Em janeiro de 1126, realizou-se um sínodo em Lyon no qual o legado papal lançou contra Pons, os monges e os burgueses de Cluny que aderiram a ele a excomunhão pontifícia. Nas igrejas, não se poderia celebrar Missas e os sinos ficariam mudos.

E todos aqueles que haviam colaborado com os monges rebeldes, adquirindo objetos roubados da abadia, ou tivessem ajudado com víveres ou armas os burgueses de Cluny estavam também excomungados.

Honório II ordenou que se apresentassem diante dele o Abade Pedro, o Venerável, e o facínora Pons. Este declarou que não aceitava o decreto de excomunhão, pois, acrescentava, somente São Pedro, no Céu, possuía o direito de fazer tal documento.

O Papa, então, exarou uma sentença declarando que Pons era cismático e estava excomungado. Os soldados do Pontífice o lançaram numa prisão onde morreu impenitente depois de um mês, em dezembro de 1126.

Essa revolta efetivada por um abade cluniacense foi a precursora da Revolução Protestante propugnada pelo padre Lutero, no século XVI.

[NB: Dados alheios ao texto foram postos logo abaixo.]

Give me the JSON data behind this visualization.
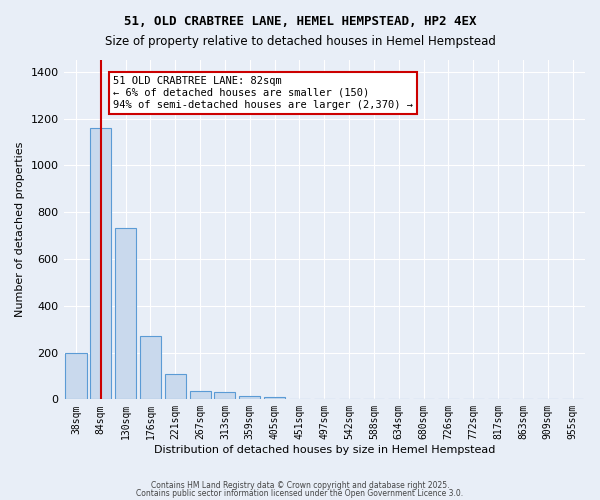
{
  "title1": "51, OLD CRABTREE LANE, HEMEL HEMPSTEAD, HP2 4EX",
  "title2": "Size of property relative to detached houses in Hemel Hempstead",
  "xlabel": "Distribution of detached houses by size in Hemel Hempstead",
  "ylabel": "Number of detached properties",
  "categories": [
    "38sqm",
    "84sqm",
    "130sqm",
    "176sqm",
    "221sqm",
    "267sqm",
    "313sqm",
    "359sqm",
    "405sqm",
    "451sqm",
    "497sqm",
    "542sqm",
    "588sqm",
    "634sqm",
    "680sqm",
    "726sqm",
    "772sqm",
    "817sqm",
    "863sqm",
    "909sqm",
    "955sqm"
  ],
  "values": [
    200,
    1160,
    730,
    270,
    110,
    35,
    30,
    15,
    10,
    0,
    0,
    0,
    0,
    0,
    0,
    0,
    0,
    0,
    0,
    0,
    0
  ],
  "bar_color": "#c9d9ed",
  "bar_edge_color": "#5b9bd5",
  "vline_x": 1,
  "vline_color": "#cc0000",
  "ylim": [
    0,
    1450
  ],
  "yticks": [
    0,
    200,
    400,
    600,
    800,
    1000,
    1200,
    1400
  ],
  "annotation_text": "51 OLD CRABTREE LANE: 82sqm\n← 6% of detached houses are smaller (150)\n94% of semi-detached houses are larger (2,370) →",
  "annotation_box_color": "#cc0000",
  "background_color": "#e8eef7",
  "grid_color": "#ffffff",
  "footer1": "Contains HM Land Registry data © Crown copyright and database right 2025.",
  "footer2": "Contains public sector information licensed under the Open Government Licence 3.0."
}
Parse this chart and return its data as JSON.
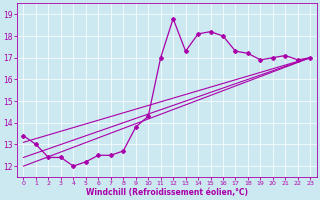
{
  "xlabel": "Windchill (Refroidissement éolien,°C)",
  "background_color": "#cce8f0",
  "line_color": "#aa00aa",
  "xlim": [
    -0.5,
    23.5
  ],
  "ylim": [
    11.5,
    19.5
  ],
  "xticks": [
    0,
    1,
    2,
    3,
    4,
    5,
    6,
    7,
    8,
    9,
    10,
    11,
    12,
    13,
    14,
    15,
    16,
    17,
    18,
    19,
    20,
    21,
    22,
    23
  ],
  "yticks": [
    12,
    13,
    14,
    15,
    16,
    17,
    18,
    19
  ],
  "main_x": [
    0,
    1,
    2,
    3,
    4,
    5,
    6,
    7,
    8,
    9,
    10,
    11,
    12,
    13,
    14,
    15,
    16,
    17,
    18,
    19,
    20,
    21,
    22,
    23
  ],
  "main_y": [
    13.4,
    13.0,
    12.4,
    12.4,
    12.0,
    12.2,
    12.5,
    12.5,
    12.7,
    13.8,
    14.3,
    17.0,
    18.8,
    17.3,
    18.1,
    18.2,
    18.0,
    17.3,
    17.2,
    16.9,
    17.0,
    17.1,
    16.9,
    17.0
  ],
  "trend1_x": [
    0,
    23
  ],
  "trend1_y": [
    13.1,
    17.0
  ],
  "trend2_x": [
    0,
    23
  ],
  "trend2_y": [
    12.4,
    17.0
  ],
  "trend3_x": [
    0,
    23
  ],
  "trend3_y": [
    12.0,
    17.0
  ]
}
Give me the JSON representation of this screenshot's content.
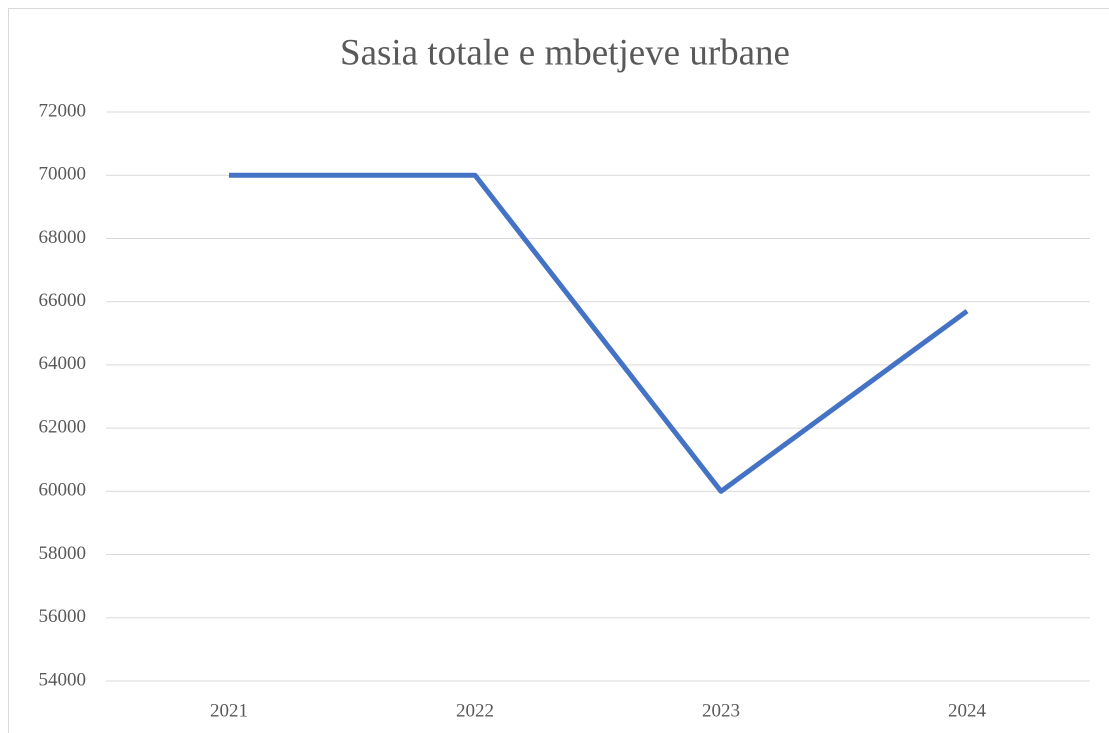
{
  "chart_data": {
    "type": "line",
    "title": "Sasia totale e mbetjeve urbane",
    "categories": [
      "2021",
      "2022",
      "2023",
      "2024"
    ],
    "values": [
      70000,
      70000,
      60000,
      65700
    ],
    "color": "#4472c4",
    "ylim": [
      54000,
      72000
    ],
    "yticks": [
      54000,
      56000,
      58000,
      60000,
      62000,
      64000,
      66000,
      68000,
      70000,
      72000
    ],
    "grid": true
  }
}
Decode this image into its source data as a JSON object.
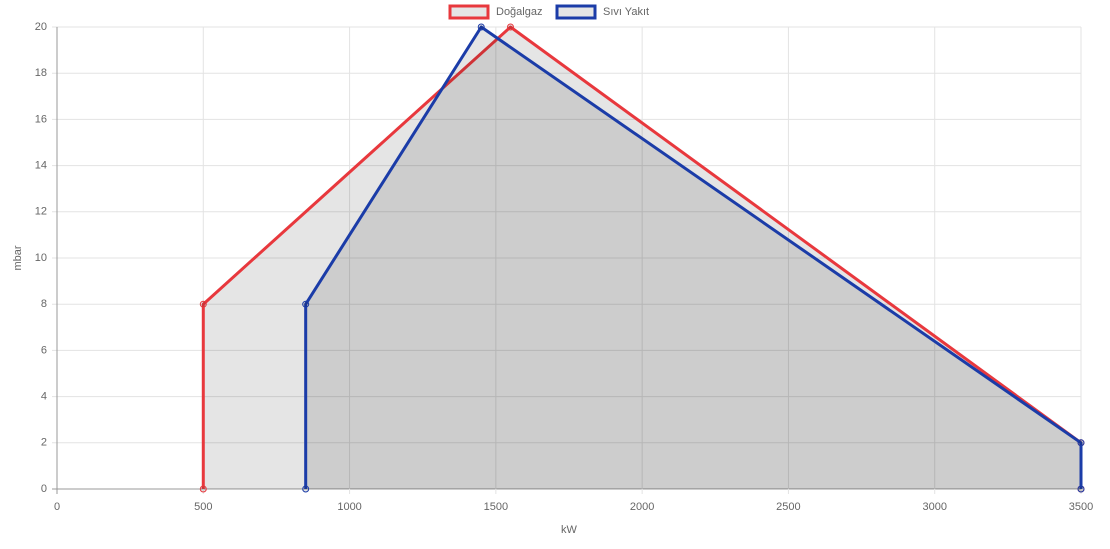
{
  "chart_data": {
    "type": "line",
    "x_label": "kW",
    "y_label": "mbar",
    "series": [
      {
        "name": "Doğalgaz",
        "color": "#e8383d",
        "x": [
          500,
          500,
          1550,
          3500,
          3500
        ],
        "values": [
          0,
          8,
          20,
          2,
          0
        ]
      },
      {
        "name": "Sıvı Yakıt",
        "color": "#1b3ca8",
        "x": [
          850,
          850,
          1450,
          3500,
          3500
        ],
        "values": [
          0,
          8,
          20,
          2,
          0
        ]
      }
    ],
    "xlim": [
      0,
      3500
    ],
    "xticks": [
      0,
      500,
      1000,
      1500,
      2000,
      2500,
      3000,
      3500
    ],
    "ylim": [
      0,
      20
    ],
    "yticks": [
      0,
      2,
      4,
      6,
      8,
      10,
      12,
      14,
      16,
      18,
      20
    ],
    "grid": true,
    "fill": true,
    "legend": "top"
  }
}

Os inimigos internos da Igreja são muito piores que os externos. Por meio de Nossa Senhora, peçamos ao Redentor:

“Dignai-Vos humilhar, rebaixar e castigar os inimigos da Santa Igreja Católica Apostólica Romana, a começar pelos mais terríveis; e estes não são os externos, mas os internos. Tirai-lhes a influência, o prestígio, a quantidade e a capacidade de fazer mal!”[3]

Por Paulo Francisco Martos


[1] DARRAS, Joseph Epiphane. Histoire Génerale de l’Église. Paris: Louis Vivès. 1879, v. 26, p. 273.

[2] PIGNOT, Jean-Henri. Histoire de l’ordre de Cluny, depuis la fondation de l’abbaye jusqu’à la mort de Pierre-le-Vénérable (909-1157). Paris : Durand, Libraire. 1868, v. 3, p. 69.

[3] CORRÊA DE OLIVEIRA, Plinio. Presença régia e vitoriosa do Divino Infante. In Arautos do Evangelho. São Paulo. Ano 21, n. 252 (dezembro 2022), p. 27.